2. The method of claim 1, wherein the fuel capacitance is measured via a fuel composition sensor.

3. The method of claim 1, wherein the fuel capacitance is measured via a higher pressure pump, the higher pressure pump operating at a higher pressure than the fuel lift pump and disposed downstream of the fuel lift pump along a fuel passage.

4. The method of claim 1, further comprising, responsive to the fuel capacitance exceeding a threshold capacitance, adjusting the fuel lift pump pressure.

5. The method of claim 1, further comprising, in a second mode, maintaining a temperature at a predetermined temperature at a location where the fuel capacitance is obtained, and adjusting the fuel lift pump pressure responsive to an indication of fuel vaporization.

6. The method of claim 1, further comprising, in a third mode, responsive to an indication of fuel vaporization, increasing the fuel lift pump pressure or reducing a fuel temperature.

7. A method for a fuel system including a fuel composition sensor and a fuel lift pump, comprising:

in a first mode, maintaining a fuel lift pump pressure at a selected pressure above a fuel vapor pressure, and adjusting a fuel lift pump voltage responsive to a fuel capacitance;

in a second mode, maintaining a temperature of the sensor at a selected temperature, and adjusting the fuel lift pump pressure responsive to an indication of fuel vaporization, the indication responsive to a fuel vapor pressure which is based on the fuel capacitance; and

in a third mode, increasing the fuel lift pump pressure responsive to the indication of fuel vaporization.
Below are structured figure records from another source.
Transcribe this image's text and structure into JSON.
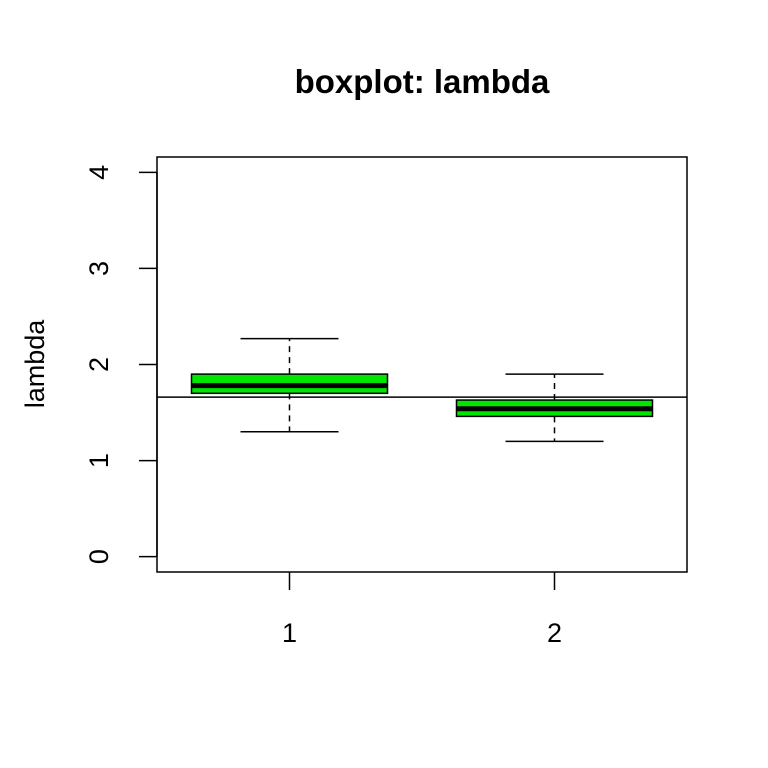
{
  "chart_data": {
    "type": "boxplot",
    "title": "boxplot: lambda",
    "xlabel": "",
    "ylabel": "lambda",
    "categories": [
      "1",
      "2"
    ],
    "boxes": [
      {
        "category": "1",
        "whisker_low": 1.3,
        "q1": 1.7,
        "median": 1.78,
        "q3": 1.9,
        "whisker_high": 2.27
      },
      {
        "category": "2",
        "whisker_low": 1.2,
        "q1": 1.46,
        "median": 1.54,
        "q3": 1.63,
        "whisker_high": 1.9
      }
    ],
    "reference_line": 1.66,
    "ylim": [
      -0.16,
      4.16
    ],
    "y_ticks": [
      0,
      1,
      2,
      3,
      4
    ],
    "y_tick_labels": [
      "0",
      "1",
      "2",
      "3",
      "4"
    ],
    "box_fill": "#00e600",
    "grid": false,
    "legend": "none"
  }
}
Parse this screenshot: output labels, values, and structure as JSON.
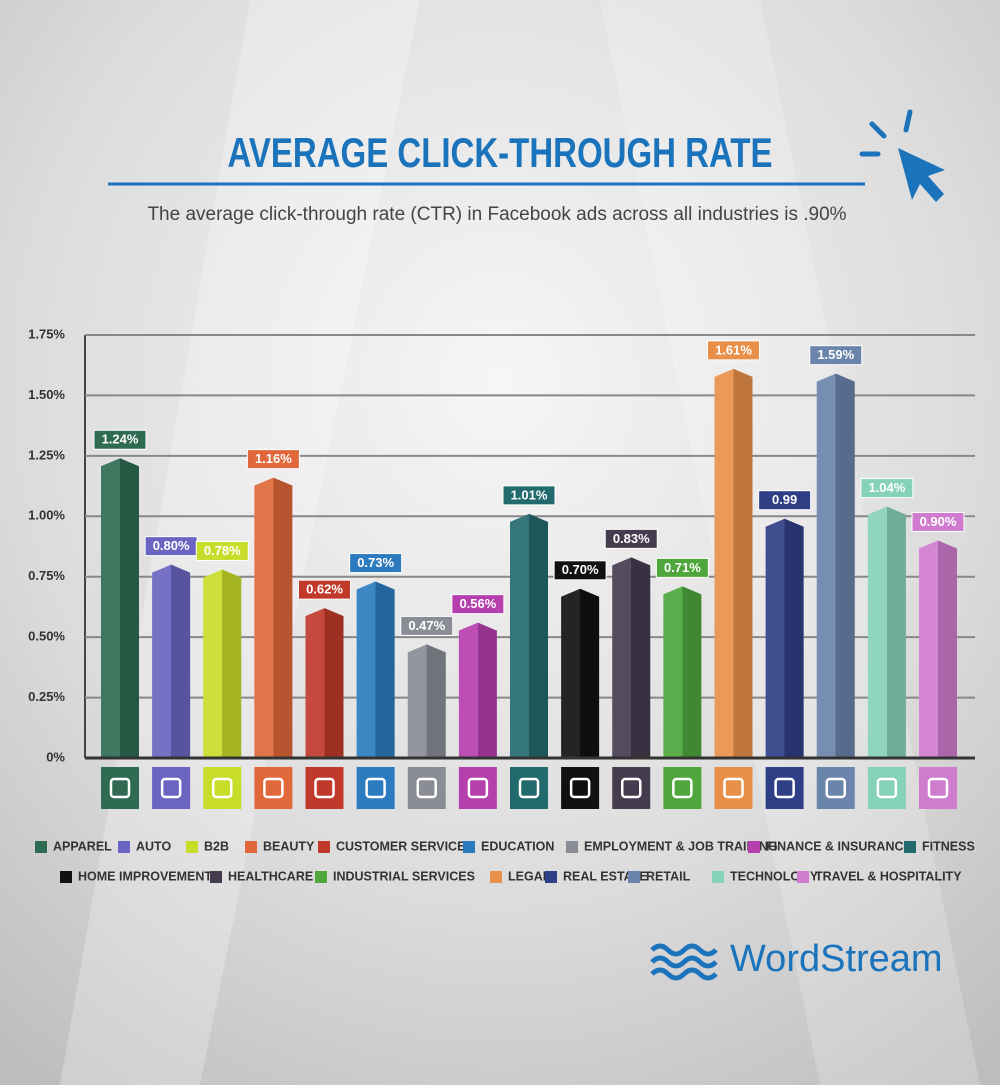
{
  "chart_data": {
    "type": "bar",
    "title": "AVERAGE CLICK-THROUGH RATE",
    "subtitle": "The average click-through rate (CTR) in Facebook ads across all industries is .90%",
    "categories": [
      "APPAREL",
      "AUTO",
      "B2B",
      "BEAUTY",
      "CUSTOMER SERVICES",
      "EDUCATION",
      "EMPLOYMENT & JOB TRAINING",
      "FINANCE & INSURANCE",
      "FITNESS",
      "HOME IMPROVEMENT",
      "HEALTHCARE",
      "INDUSTRIAL SERVICES",
      "LEGAL",
      "REAL ESTATE",
      "RETAIL",
      "TECHNOLOGY",
      "TRAVEL & HOSPITALITY"
    ],
    "values": [
      1.24,
      0.8,
      0.78,
      1.16,
      0.62,
      0.73,
      0.47,
      0.56,
      1.01,
      0.7,
      0.83,
      0.71,
      1.61,
      0.99,
      1.59,
      1.04,
      0.9
    ],
    "value_labels": [
      "1.24%",
      "0.80%",
      "0.78%",
      "1.16%",
      "0.62%",
      "0.73%",
      "0.47%",
      "0.56%",
      "1.01%",
      "0.70%",
      "0.83%",
      "0.71%",
      "1.61%",
      "0.99",
      "1.59%",
      "1.04%",
      "0.90%"
    ],
    "colors": [
      "#2e6b52",
      "#6a65c0",
      "#c8dc2a",
      "#e0683a",
      "#c0392b",
      "#2c7bbf",
      "#8a8d96",
      "#b63fae",
      "#236a6e",
      "#111111",
      "#453c4f",
      "#4ea63c",
      "#e8904a",
      "#2f3f86",
      "#6a84ab",
      "#86d2b8",
      "#d07cce"
    ],
    "ylim": [
      0,
      1.75
    ],
    "yticks": [
      {
        "value": 0,
        "label": "0%"
      },
      {
        "value": 0.25,
        "label": "0.25%"
      },
      {
        "value": 0.5,
        "label": "0.50%"
      },
      {
        "value": 0.75,
        "label": "0.75%"
      },
      {
        "value": 1,
        "label": "1.00%"
      },
      {
        "value": 1.25,
        "label": "1.25%"
      },
      {
        "value": 1.5,
        "label": "1.50%"
      },
      {
        "value": 1.75,
        "label": "1.75%"
      }
    ],
    "grid": true,
    "brand": "WordStream"
  }
}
8. The method of claim 7, wherein the fuel composition sensor is disposed in a fuel passage downstream of the fuel lift pump and upstream of a higher pressure pump which operates at a higher pressure than the fuel lift pump.
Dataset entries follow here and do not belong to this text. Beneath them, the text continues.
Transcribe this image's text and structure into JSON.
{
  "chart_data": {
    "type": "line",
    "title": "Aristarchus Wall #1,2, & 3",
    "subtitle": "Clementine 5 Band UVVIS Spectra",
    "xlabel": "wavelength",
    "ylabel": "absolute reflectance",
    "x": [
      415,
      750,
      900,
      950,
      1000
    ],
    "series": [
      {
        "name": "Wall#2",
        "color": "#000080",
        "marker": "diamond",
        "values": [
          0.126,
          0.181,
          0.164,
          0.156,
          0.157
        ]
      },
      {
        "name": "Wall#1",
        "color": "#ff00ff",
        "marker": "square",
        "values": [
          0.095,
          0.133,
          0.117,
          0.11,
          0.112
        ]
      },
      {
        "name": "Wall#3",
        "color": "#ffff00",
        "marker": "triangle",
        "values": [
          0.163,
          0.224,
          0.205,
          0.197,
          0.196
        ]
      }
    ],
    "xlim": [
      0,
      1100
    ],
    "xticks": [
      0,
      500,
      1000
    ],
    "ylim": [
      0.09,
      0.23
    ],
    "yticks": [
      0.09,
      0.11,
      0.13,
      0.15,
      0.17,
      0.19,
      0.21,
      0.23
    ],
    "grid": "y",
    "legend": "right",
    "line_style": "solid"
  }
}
9. The method of claim 7, wherein the fuel composition sensor is a higher pressure pump which operates at a higher pressure than the fuel lift pump, the higher pressure pump disposed downstream of the fuel lift pump along a fuel passage.

10. The method of claim 7, further comprising, in the third mode, reducing a fuel temperature responsive to the indication of fuel vaporization.
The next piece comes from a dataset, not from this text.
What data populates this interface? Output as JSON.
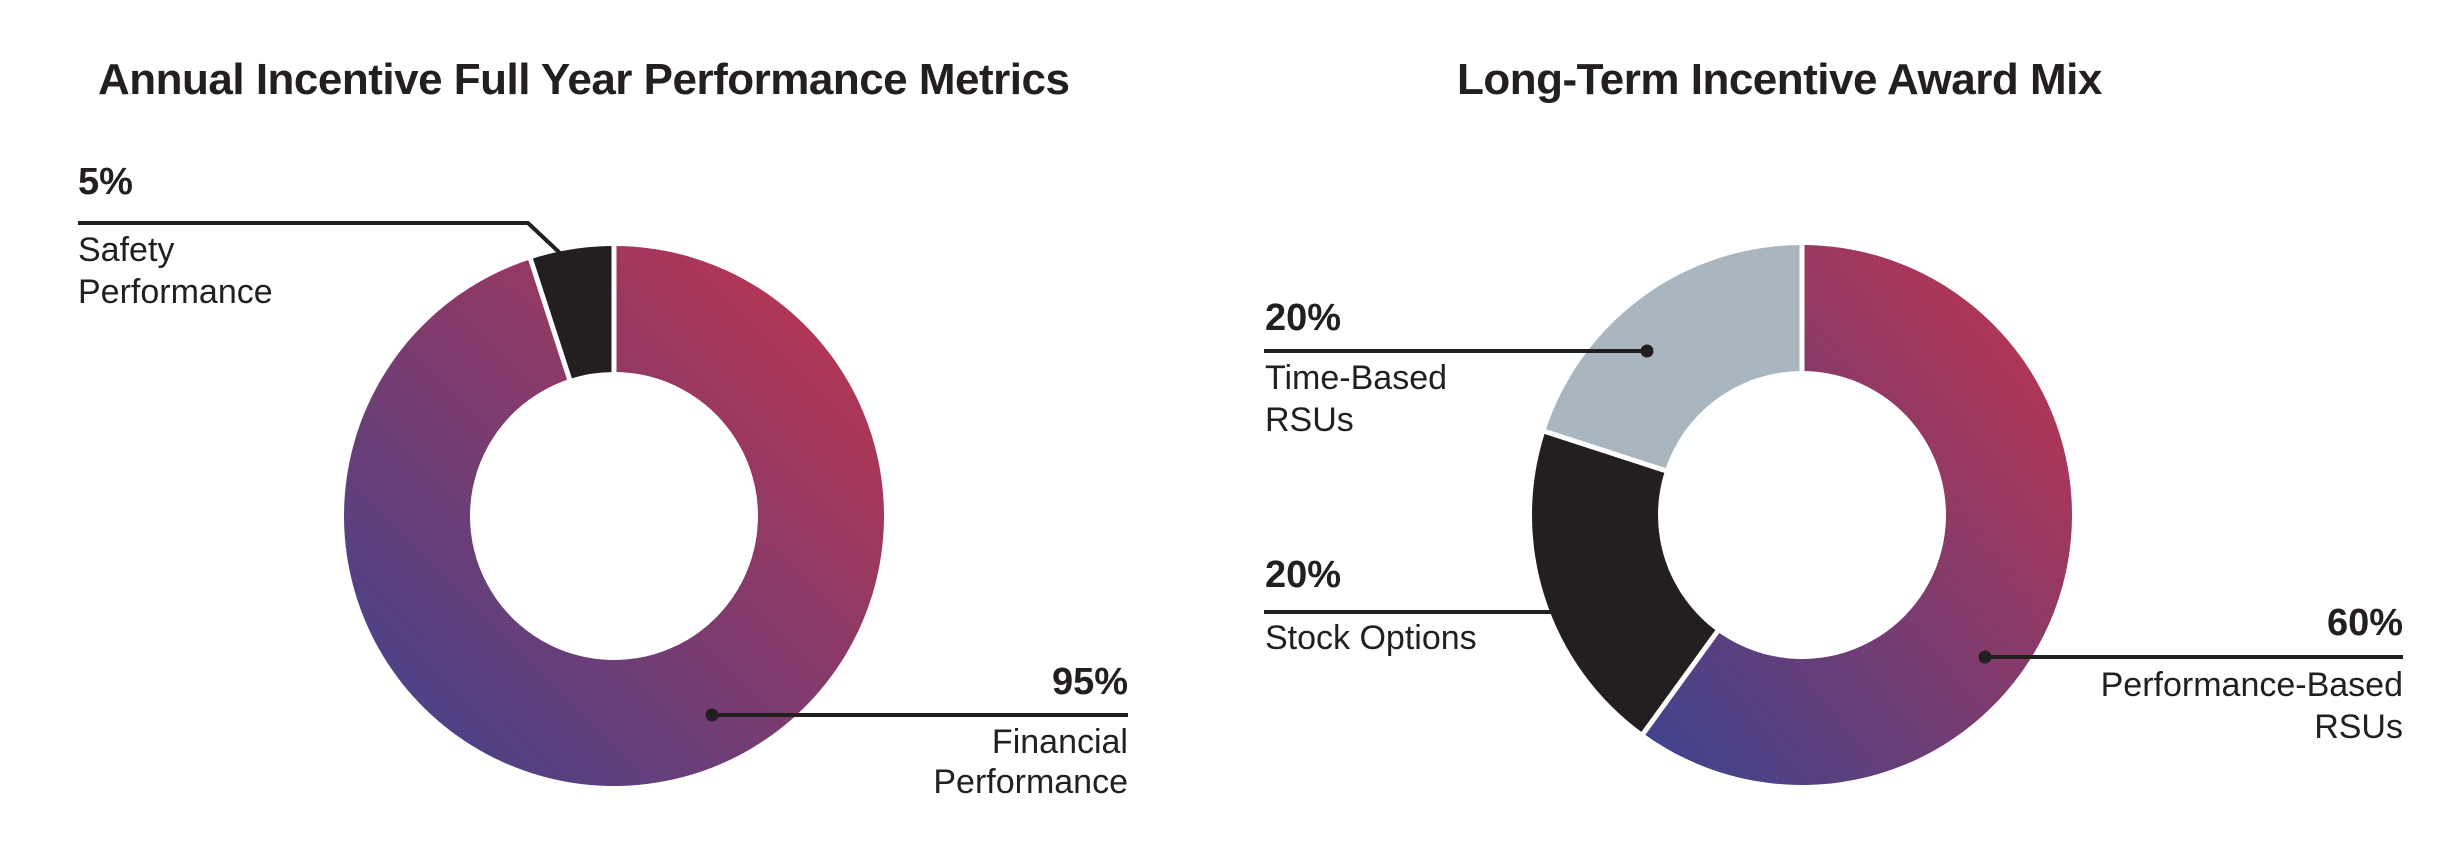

11. The method of claim 7, wherein the fuel lift pump voltage in the first mode is adjusted independent of the fuel lift pump pressure in the second mode.

12. The method of claim 7, wherein the fuel lift pump voltage in the first mode is adjusted independent of the fuel lift pump voltage in the third mode.

13. The method of claim 7, further comprising, operating the fuel system in only one of the first, second, or third modes at one time.

14. The method of claim 7, wherein the fuel composition sensor is part of a gasoline direct injection engine system.

15. A fuel system, comprising:

a fuel lift pump;

a fuel composition sensor positioned downstream of the fuel lift pump in a fuel passage, and configured to output a signal indicating fuel capacitance;

a control system in communication with the sensor, the control system including non-transitory instructions to adjust a fuel lift pump voltage responsive to the fuel capacitance in each of three different modes of operation.

16. The fuel system of claim 15, wherein the control system further includes instructions to maintain a fuel lift pump pressure at a selected pressure above a fuel vapor pressure, the fuel vapor pressure based on the fuel capacitance in a first mode of operation.

17. The fuel system of claim 15, wherein the control system further includes instructions to maintain a temperature of the sensor at a selected temperature, and wherein the fuel lift pump voltage is adjusted responsive to an indication of fuel vaporization in a second mode of operation.

18. The fuel system of claim 15, wherein the control system further includes instructions to increase a fuel lift pump pressure responsive to an indication of fuel vaporization in a third mode of sensor operation.

19. The fuel system of claim 15, further comprising a higher pressure pump positioned downstream of the fuel lift pump, the higher pressure pump configured to operate at a higher pressure than the fuel lift pump, and wherein the higher pressure pump is the sensor.

20. The fuel system of claim 15, wherein the fuel system is part of a gasoline direct injection engine system.